From farm work to global art: the creative journey of steel sculptor Balan Nambiar


In our second photo essay on Balan Nambiar’s exhibition at the National Gallery of Modern Art, we interview the renowned artist and share creative insights from his life’s experiences.

PhotoSparks is a weekly feature from YourStory, with photographs that celebrate the spirit of creativity and innovation. In the earlier 180 posts, we brought you a wide range of creative photographs from an art festival, cartoon gallery. world music festival, telecom expo, millets fair, climate change expo, wildlife conference, startup festival, Diwali rangoli, and jazz festival

The National Gallery of Modern Art (NGMA) in Bengaluru is hosting a brilliant exhibition this month, titled ‘Sculpting in Time: A Retrospective of Six Decades of Balan Nambiar (see Part 1 of my photo essay here).’ The 300-piece exhibition includes stainless-steel sculptures, enamels, sketches, water colours, photographs, and oil paintings.

In an interview at NGMA for YourStory, Balan shares artistic insights from his life’s journey. “I grew up in rural Kerala, and was involved in activities like farming till I was 18,” he recalls. Balan’s art works reflect the early influences of rural shrines and cultural customs. “I am not religious, but I don’t criticise others’ religions or occult practises,” he insists.

Balan later became a draftsman in the Indian Railways. He did not want to take up art as a part-time activity in a career job, and decided to study at the College of Fine Arts in Madras. Balan’s first exhibition was launched even before he graduated.

He also studied metal working and new design techniques. Some of his stainless steel sculptures are more than seven meters in height, and are put together by a team of structural engineers and fabrication experts in a factory.

“Reading habits, extensive travel, and talking with experts helped build my artistic foundations,” he explains. He studied enamel art in Italy, and new techniques for sculpture in Germany. “I spent nine months travelling across 11 countries in Europe,” he recalls, with fond memories of visiting public and private galleries across the continent.

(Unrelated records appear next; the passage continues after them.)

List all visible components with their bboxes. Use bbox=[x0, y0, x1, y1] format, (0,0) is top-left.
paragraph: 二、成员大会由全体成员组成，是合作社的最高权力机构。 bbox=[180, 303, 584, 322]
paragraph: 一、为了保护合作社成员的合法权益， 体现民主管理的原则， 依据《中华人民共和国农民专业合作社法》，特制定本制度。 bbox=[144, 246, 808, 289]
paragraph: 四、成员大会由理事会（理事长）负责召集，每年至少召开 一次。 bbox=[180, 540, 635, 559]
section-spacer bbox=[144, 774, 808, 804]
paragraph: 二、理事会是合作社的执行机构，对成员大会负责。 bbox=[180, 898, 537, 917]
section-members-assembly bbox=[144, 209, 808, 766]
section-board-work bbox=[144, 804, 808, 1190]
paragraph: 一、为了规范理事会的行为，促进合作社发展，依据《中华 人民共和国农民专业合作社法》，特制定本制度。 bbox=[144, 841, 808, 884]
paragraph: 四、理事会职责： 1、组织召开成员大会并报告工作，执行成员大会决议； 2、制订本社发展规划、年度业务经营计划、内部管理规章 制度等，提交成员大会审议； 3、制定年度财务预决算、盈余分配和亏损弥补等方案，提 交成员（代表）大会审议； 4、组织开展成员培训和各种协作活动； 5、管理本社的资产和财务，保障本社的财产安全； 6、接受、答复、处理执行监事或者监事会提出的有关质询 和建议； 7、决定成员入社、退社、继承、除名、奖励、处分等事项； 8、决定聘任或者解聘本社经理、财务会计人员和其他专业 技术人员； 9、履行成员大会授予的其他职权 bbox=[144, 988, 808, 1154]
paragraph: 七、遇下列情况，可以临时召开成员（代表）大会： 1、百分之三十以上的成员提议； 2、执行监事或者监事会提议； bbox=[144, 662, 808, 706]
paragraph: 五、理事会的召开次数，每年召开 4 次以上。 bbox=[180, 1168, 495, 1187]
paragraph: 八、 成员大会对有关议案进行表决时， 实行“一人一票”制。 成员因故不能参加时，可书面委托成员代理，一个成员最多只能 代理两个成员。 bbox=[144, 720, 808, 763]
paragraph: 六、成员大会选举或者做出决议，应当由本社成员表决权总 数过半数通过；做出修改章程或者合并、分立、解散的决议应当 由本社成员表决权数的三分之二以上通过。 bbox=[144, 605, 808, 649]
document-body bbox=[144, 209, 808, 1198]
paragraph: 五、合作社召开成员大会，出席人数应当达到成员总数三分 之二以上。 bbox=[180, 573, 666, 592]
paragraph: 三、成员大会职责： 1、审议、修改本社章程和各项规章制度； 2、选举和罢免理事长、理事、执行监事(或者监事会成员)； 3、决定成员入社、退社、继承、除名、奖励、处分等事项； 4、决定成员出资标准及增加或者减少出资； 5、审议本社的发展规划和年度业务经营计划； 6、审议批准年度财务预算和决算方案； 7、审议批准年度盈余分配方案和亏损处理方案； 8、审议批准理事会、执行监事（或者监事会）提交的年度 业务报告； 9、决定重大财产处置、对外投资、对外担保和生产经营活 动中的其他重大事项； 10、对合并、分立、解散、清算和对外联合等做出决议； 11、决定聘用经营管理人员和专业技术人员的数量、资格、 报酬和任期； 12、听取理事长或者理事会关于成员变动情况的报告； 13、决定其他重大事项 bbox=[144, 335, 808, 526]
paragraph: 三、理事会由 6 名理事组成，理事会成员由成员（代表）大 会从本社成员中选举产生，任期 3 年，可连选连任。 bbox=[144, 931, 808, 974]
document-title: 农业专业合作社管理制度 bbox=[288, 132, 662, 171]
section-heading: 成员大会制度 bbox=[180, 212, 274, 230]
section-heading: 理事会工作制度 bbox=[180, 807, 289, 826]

Much more can be done to preserve and promote art in India, says Balan. Many bureaucrats unfortunately have not been exposed enough to art in their formative years, and are indifferent to art – but the situation is gradually improving.

“There should be art galleries next to libraries and bookstores also,” Balan advises. He urges viewers to approach art in intuitive and analytical ways. “Expose yourself to more and more art and familiarise yourself with the language of creativity,” he says.

Balan publishes extensively, and has authored a number of academic research articles. Now based in Bengaluru, he also teaches students at NGMA each Sunday. “I have been teaching for over 45 years, and have had more than 2,500 students. Students are my asset - over 50 of them have gone on to become professional artists,” he proudly says.

Now what have you done today to explore your artistic roots and build a creative foundation for others?